Pour évaluer la performance des équipes commerciales, c’est assez simple : il y a des chiffres. Je ne dis pas que les chiffres font tout. On ne prend pas que cet élément en compte dans l’évaluation des commerciaux, mais les chiffres ont le mérite de ne laisser aucune place à une subjectivité inhérente à quelque évaluation que ce soit.

On peut évaluer les résultats chiffrés par rapport à des objectifs. Le sujet est souvent délicat avec les commerciaux. La perception de la manière dont les objectifs ont été fixés est extrêmement importante dans leur acceptation. Quand mes clients revendeurs donnaient à leurs commerciaux des objectifs de croissance à 2 chiffres alors que le secteur est en baisse structurelle depuis des années, un certain nombre de commerciaux partaient démotivés dès le début de l’année.

On peut évaluer par rapport à l’année précédente. Là encore, c’est sujet à discussion et à acceptation de la part des commerciaux. Des éléments conjoncturels peuvent toujours perturber la donne.

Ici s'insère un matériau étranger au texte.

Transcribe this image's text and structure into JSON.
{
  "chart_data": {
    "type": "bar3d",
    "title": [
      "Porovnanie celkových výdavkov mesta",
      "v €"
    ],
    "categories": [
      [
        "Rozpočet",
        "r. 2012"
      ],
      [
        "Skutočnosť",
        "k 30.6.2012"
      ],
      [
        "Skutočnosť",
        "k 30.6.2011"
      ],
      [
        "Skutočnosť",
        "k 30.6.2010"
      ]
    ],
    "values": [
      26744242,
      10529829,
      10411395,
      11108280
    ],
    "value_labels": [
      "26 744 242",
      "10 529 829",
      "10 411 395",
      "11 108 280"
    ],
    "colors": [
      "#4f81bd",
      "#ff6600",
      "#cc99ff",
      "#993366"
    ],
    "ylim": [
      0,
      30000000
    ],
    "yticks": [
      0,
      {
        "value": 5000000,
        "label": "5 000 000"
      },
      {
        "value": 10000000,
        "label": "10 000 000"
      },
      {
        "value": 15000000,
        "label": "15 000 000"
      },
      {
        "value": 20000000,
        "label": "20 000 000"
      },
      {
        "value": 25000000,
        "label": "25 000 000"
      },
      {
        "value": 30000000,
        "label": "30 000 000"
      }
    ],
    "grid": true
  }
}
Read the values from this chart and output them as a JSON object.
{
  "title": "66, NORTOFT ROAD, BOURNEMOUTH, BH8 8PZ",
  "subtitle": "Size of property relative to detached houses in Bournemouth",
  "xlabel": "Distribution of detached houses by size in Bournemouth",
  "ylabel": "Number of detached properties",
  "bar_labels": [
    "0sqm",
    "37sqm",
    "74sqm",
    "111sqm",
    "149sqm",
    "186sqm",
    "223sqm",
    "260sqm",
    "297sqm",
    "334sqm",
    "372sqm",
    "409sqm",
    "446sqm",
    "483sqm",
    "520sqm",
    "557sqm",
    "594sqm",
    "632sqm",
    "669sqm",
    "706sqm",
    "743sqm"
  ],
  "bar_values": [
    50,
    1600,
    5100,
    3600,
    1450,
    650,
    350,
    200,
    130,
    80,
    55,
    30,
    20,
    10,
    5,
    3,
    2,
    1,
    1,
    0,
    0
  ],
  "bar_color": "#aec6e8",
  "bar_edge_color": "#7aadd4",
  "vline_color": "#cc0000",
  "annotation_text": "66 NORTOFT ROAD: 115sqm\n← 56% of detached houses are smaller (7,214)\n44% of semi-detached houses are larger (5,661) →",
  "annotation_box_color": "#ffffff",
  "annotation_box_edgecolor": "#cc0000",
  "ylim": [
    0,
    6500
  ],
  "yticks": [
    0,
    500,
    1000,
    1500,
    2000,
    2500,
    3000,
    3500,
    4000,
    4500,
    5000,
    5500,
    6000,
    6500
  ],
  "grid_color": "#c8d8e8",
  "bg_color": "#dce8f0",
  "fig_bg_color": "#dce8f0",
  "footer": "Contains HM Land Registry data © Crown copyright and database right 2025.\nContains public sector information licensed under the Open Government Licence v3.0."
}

On peut aussi évaluer les résultats des uns par rapport aux autres. Les managers commerciaux sont souvent friands de classements en tout genre.

On peut aussi évaluer la performance par rapport à l’évolution du marché.

Chez mes différents employeurs je me suis plutôt comparé à l’évolution du marché et par rapport à mes collègues.

Un seul chiffre ne suffit pas. On évalue souvent les commerciaux selon le CA, mais la rentabilité est hyper importante. Un commercial qui développe son CA au détriment de sa marge n’est pas nécessairement un bon commercial. Vendre plus à moindre marge, ce qui revient souvent à vendre un prix n’est en général pas très difficile. Il m’est arrivé à dire à des commerciaux que s’il suffisait de remettre des offres de prix et de se positionner moins cher que la concurrence, je n’avais pas besoin d’équipe et qu’un fax en auto répondeur était suffisant (c’était il y a longtemps).

J’ai toujours poussé mes commerciaux à argumenter autour du coût et non autour du prix. On déplace le débat, peu de concurrents ont cette approche, la négociation porte plus sur une valeur et une dimension globale. Le client apprécie l’expertise et les résultats du commercial sont meilleurs.

Quelle a été mon approche ?

Quand je repense à ce parcours et que je me demande pourquoi et comment j’ai eu des résultats dans des secteurs et avec des typologies de clients très différents, une réponse me vient tout de suite. C’est le titre de l’article : je crois que je n’ai jamais répondu à la demande d’un client.

J’ai toujours répondu (essayé de répondre pour être précis) à leur besoin, mais jamais à leur demande.

C’est le commercial l’expert de son marché, de son offre, de ses produits. Pas le client. Le client échange avec le commercial car il a un besoin. Il n’attend pas d’avoir en face de lui un preneur d’ordre ou quelqu’un qui cherche à lui refourguer la promo du mois. Il a besoin d’écoute, de compréhension et de solution, même si cela ne correspond pas à ce qu’il s’était imaginé.

On sait que les clients ont tendance à s’auto former en ligne, à suivre des modes, à s’auto diagnostiquer et à s’imaginer qu’il leur faut la solution A ou B. Si le commercial fait son job, il doit interroger son client sur son problème, sur les raisons de son choix de solution A ou B. Mais ensuite, il doit apporter son expertise, pour remonter au besoin de son client et lui proposer la solution C, plus pertinente (pas nécessairement plus chère) à laquelle son interlocuteur n’avait pas pensée.

Au-delà de la réponse aux besoins, c’est ce qu’on appelle de la vente consultative, c’est-à-dire centrée sur la nature du problème à résoudre.

Conséquences

Parfois (souvent même), on vend plus et donc avec un budget plus conséquent. Les clients bloquent rarement, même si cela dépasse le budget qu’ils s’étaient imaginés. Ils ont compris qu’on ne leur vend pas une solution mais qu’on apporte une réponse à leur besoin.

Parfois on vend moins et / ou moins cher. Je pense qu’il faut savoir l’accepter et que c’est aussi un moyen de gagner la confiance de son client.